Dans les années 1990, une autre étiquette a surgi, portée par la montée en puissance du marketing : le terme « senior ». Popularisé en France par l’agent publicitaire Jean-Paul Tréguer à partir de 1994, il a bousculé les représentations. Derrière cette appellation, on a voulu conjuguer expérience et vitalité, maturité et énergie. Mais la frontière de l’âge reste floue : selon les études de marché, on parle de « senior » dès 50 ans, parfois même 45 dans certaines entreprises. L’Organisation mondiale de la santé, elle, considère qu’on entre dans la catégorie à partir de 60 ans. Le terme « senior » recouvre aujourd’hui des profils très variés : consultant aguerri, professionnel en reconversion, tout jeune retraité ou personne en pleine transition. La diversité des parcours balaie l’idée d’un bloc homogène.

Depuis quelques années, un nouveau mot s’impose : « argent ». Cette désignation s’est répandue à partir de 2013, avec l’essor de ce qu’on appelle désormais la « silver economy ». Par analogie avec la couleur des cheveux, « argent » est en train de remplacer progressivement le terme « senior » dans les discours institutionnels et commerciaux.
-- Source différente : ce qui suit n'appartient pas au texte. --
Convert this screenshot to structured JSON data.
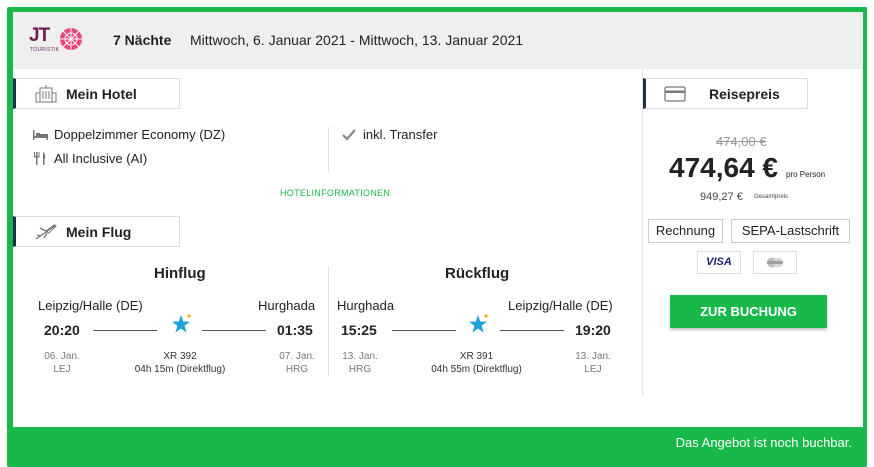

Choisir une appellation pour désigner les personnes de plus de 60 ans, c’est finalement révéler notre regard collectif sur l’âge, sur sa place dans la société. Ces mots, qui se succèdent ou se superposent, racontent autant nos préjugés que nos espoirs. Demain, un autre terme s’imposera peut-être. En attendant, chaque mot porte en lui une histoire, un imaginaire, et parfois, une envie d’en sortir.